# EDIT: Solve the second-order ODE $y''+\frac{1}{x}y'=a,\;a$ constant using variation of parameters

Note: I changed $$y$$ to $$y'$$. Solve the second-order ODE $$y''+\frac{1}{x}y'=a,\;\;a$$ constant.

For me to use Variation of parameters, I need to find two linearly independent solutions $$y_1$$ and $$y_2$$, where the particular solution, $$y_p$$ is given by

\begin{align} y_p(x)=-y_1(x)\int\dfrac{r(x)y_2(x)}{W(y_1,y_2)}dx+y_2(x)\int\dfrac{r(x)y_1(x)}{W(y_1,y_2)}dx \end{align} and $$W,\;r(x)$$ are Wronskian and the right-hand side, respectively. Here, $$r(x)=a.$$

So, I need to look for the solution to $$y''+\frac{1}{x}y'=0$$ to get $$y_1$$ and $$y_2.$$ If I get them, I'm done. Is there any way of getting these two?

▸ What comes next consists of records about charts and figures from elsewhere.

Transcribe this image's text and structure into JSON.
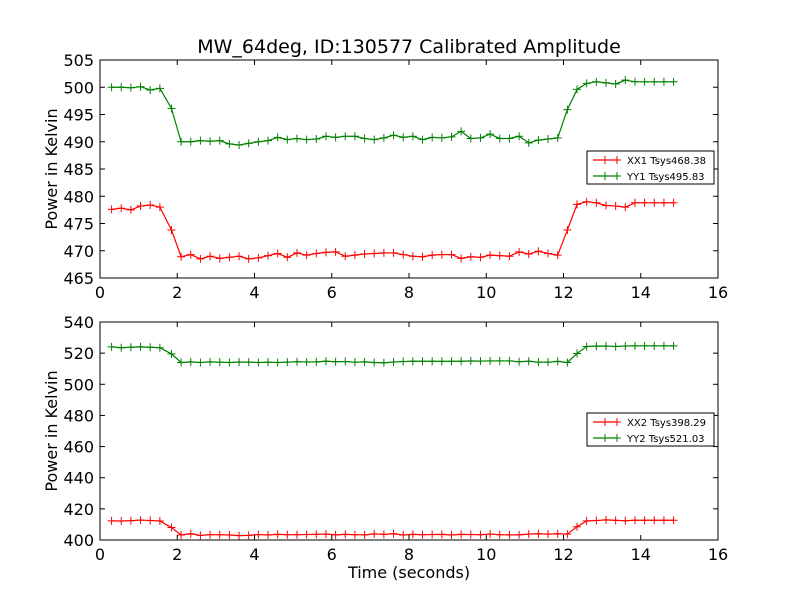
{
  "chart_data": [
    {
      "type": "line",
      "title": "MW_64deg, ID:130577 Calibrated Amplitude",
      "xlabel": "",
      "ylabel": "Power in Kelvin",
      "xlim": [
        0,
        16
      ],
      "ylim": [
        465,
        505
      ],
      "xticks": [
        0,
        2,
        4,
        6,
        8,
        10,
        12,
        14,
        16
      ],
      "yticks": [
        465,
        470,
        475,
        480,
        485,
        490,
        495,
        500,
        505
      ],
      "grid": false,
      "legend_position": "center-right",
      "marker": "+",
      "x": [
        0.3,
        0.55,
        0.8,
        1.05,
        1.3,
        1.55,
        1.85,
        2.1,
        2.35,
        2.6,
        2.85,
        3.1,
        3.35,
        3.6,
        3.85,
        4.1,
        4.35,
        4.6,
        4.85,
        5.1,
        5.35,
        5.6,
        5.85,
        6.1,
        6.35,
        6.6,
        6.85,
        7.1,
        7.35,
        7.6,
        7.85,
        8.1,
        8.35,
        8.6,
        8.85,
        9.1,
        9.35,
        9.6,
        9.85,
        10.1,
        10.35,
        10.6,
        10.85,
        11.1,
        11.35,
        11.6,
        11.85,
        12.1,
        12.35,
        12.6,
        12.85,
        13.1,
        13.35,
        13.6,
        13.85,
        14.1,
        14.35,
        14.6,
        14.85
      ],
      "series": [
        {
          "name": "XX1 Tsys468.38",
          "color": "#ff0000",
          "values": [
            477.6,
            477.8,
            477.5,
            478.2,
            478.4,
            478.0,
            473.8,
            468.9,
            469.3,
            468.5,
            469.0,
            468.6,
            468.8,
            469.0,
            468.5,
            468.7,
            469.1,
            469.5,
            468.8,
            469.6,
            469.2,
            469.5,
            469.7,
            469.8,
            469.0,
            469.2,
            469.4,
            469.5,
            469.6,
            469.6,
            469.3,
            469.0,
            468.9,
            469.2,
            469.3,
            469.3,
            468.6,
            468.9,
            468.8,
            469.2,
            469.1,
            469.0,
            469.8,
            469.4,
            469.9,
            469.5,
            469.2,
            473.8,
            478.5,
            479.0,
            478.8,
            478.3,
            478.2,
            478.0,
            478.8,
            478.8,
            478.8,
            478.8,
            478.8
          ],
          "values_note": ""
        },
        {
          "name": "YY1 Tsys495.83",
          "color": "#008000",
          "values": [
            500.0,
            500.0,
            499.9,
            500.1,
            499.5,
            499.8,
            496.1,
            490.0,
            490.0,
            490.2,
            490.1,
            490.2,
            489.6,
            489.4,
            489.7,
            490.0,
            490.2,
            490.8,
            490.4,
            490.6,
            490.4,
            490.5,
            491.0,
            490.8,
            491.0,
            491.0,
            490.6,
            490.4,
            490.7,
            491.2,
            490.8,
            491.0,
            490.4,
            490.8,
            490.7,
            490.9,
            491.9,
            490.6,
            490.7,
            491.4,
            490.6,
            490.6,
            491.0,
            489.8,
            490.3,
            490.5,
            490.7,
            495.9,
            499.6,
            500.7,
            501.0,
            500.8,
            500.6,
            501.3,
            501.0,
            501.0,
            501.0,
            501.0,
            501.0
          ]
        }
      ]
    },
    {
      "type": "line",
      "title": "",
      "xlabel": "Time (seconds)",
      "ylabel": "Power in Kelvin",
      "xlim": [
        0,
        16
      ],
      "ylim": [
        400,
        540
      ],
      "xticks": [
        0,
        2,
        4,
        6,
        8,
        10,
        12,
        14,
        16
      ],
      "yticks": [
        400,
        420,
        440,
        460,
        480,
        500,
        520,
        540
      ],
      "grid": false,
      "legend_position": "center-right",
      "marker": "+",
      "x": [
        0.3,
        0.55,
        0.8,
        1.05,
        1.3,
        1.55,
        1.85,
        2.1,
        2.35,
        2.6,
        2.85,
        3.1,
        3.35,
        3.6,
        3.85,
        4.1,
        4.35,
        4.6,
        4.85,
        5.1,
        5.35,
        5.6,
        5.85,
        6.1,
        6.35,
        6.6,
        6.85,
        7.1,
        7.35,
        7.6,
        7.85,
        8.1,
        8.35,
        8.6,
        8.85,
        9.1,
        9.35,
        9.6,
        9.85,
        10.1,
        10.35,
        10.6,
        10.85,
        11.1,
        11.35,
        11.6,
        11.85,
        12.1,
        12.35,
        12.6,
        12.85,
        13.1,
        13.35,
        13.6,
        13.85,
        14.1,
        14.35,
        14.6,
        14.85
      ],
      "series": [
        {
          "name": "XX2 Tsys398.29",
          "color": "#ff0000",
          "values": [
            412.3,
            412.2,
            412.4,
            412.8,
            412.5,
            412.2,
            408.0,
            403.2,
            404.0,
            403.0,
            403.4,
            403.4,
            403.2,
            402.8,
            403.0,
            403.5,
            403.2,
            403.6,
            403.4,
            403.4,
            403.5,
            403.6,
            403.8,
            403.3,
            403.6,
            403.4,
            403.3,
            403.9,
            403.6,
            404.0,
            403.2,
            403.6,
            403.4,
            403.5,
            403.6,
            403.2,
            403.6,
            403.5,
            403.4,
            403.8,
            403.4,
            403.3,
            403.3,
            403.8,
            404.0,
            403.8,
            404.0,
            403.8,
            408.5,
            412.3,
            412.5,
            412.9,
            412.6,
            412.4,
            412.7,
            412.7,
            412.7,
            412.7,
            412.7
          ]
        },
        {
          "name": "YY2 Tsys521.03",
          "color": "#008000",
          "values": [
            524.0,
            523.5,
            523.8,
            524.0,
            523.8,
            523.5,
            519.5,
            514.0,
            514.4,
            514.0,
            514.4,
            514.2,
            514.0,
            514.3,
            514.2,
            514.0,
            514.2,
            514.0,
            514.2,
            514.5,
            514.3,
            514.4,
            514.8,
            514.5,
            514.6,
            514.2,
            514.4,
            514.0,
            513.8,
            514.3,
            514.6,
            514.8,
            514.8,
            514.8,
            514.7,
            514.8,
            514.8,
            515.0,
            514.9,
            515.0,
            515.0,
            515.0,
            514.5,
            514.8,
            514.2,
            514.2,
            514.7,
            514.0,
            519.8,
            524.3,
            524.5,
            524.6,
            524.3,
            524.6,
            524.7,
            524.7,
            524.7,
            524.7,
            524.7
          ]
        }
      ]
    }
  ]
}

• WA says this here $$\left\{\left\{y(x)\to -\pi a J_1\left(2 \sqrt{x}\right) G_{2,4}^{2,1}\left(x\left| \begin{array}{c} \frac{3}{2},1 \\ \frac{3}{2},\frac{5}{2},\frac{1}{2},1 \\ \end{array} \right.\right)+\pi a x^{5/2} \, _0\tilde{F}_1(;3;-x) Y_1\left(2 \sqrt{x}\right)+c_1 \sqrt{x} J_1\left(2 \sqrt{x}\right)+2 i c_2 \sqrt{x} Y_1\left(2 \sqrt{x}\right)\right\}\right\}$$ – Dr. Sonnhard Graubner Apr 5 at 17:51
• @Dr. Sonnhard Graubner: Wow! That's something else! – Omojola Micheal Apr 5 at 17:53
• $y_1=ax$ works. I don't know how to go about finding a second linearly independent solution though. – John Doe Apr 5 at 18:10
• Making $Y(x) = y(x) + ax$ you have the DE $Y''(x) + \frac 1x Y(x) = 0$ solving for $Y(x)$ we have then $y(x) = Y(x)-a x$ – Cesareo Apr 5 at 18:29
• @Dr. Sonnhard Graubner: Sorry for the actual error, I made an edit! – Omojola Micheal Apr 5 at 20:00

This is solvable.$$xy''+y'=0\\(xy')'=ax\\xy'=C_1\\y=\int\frac {C_1}x\,dx\\y=C_1\ln x+C_2$$ So your two independent solutions can be $$1$$ and $$\ln x$$.
You can integrate $$xy''+y'=0$$ to $$xy'=C$$ and further to $$y=C\ln x+D$$, which is the homogeneous or complimentary solution.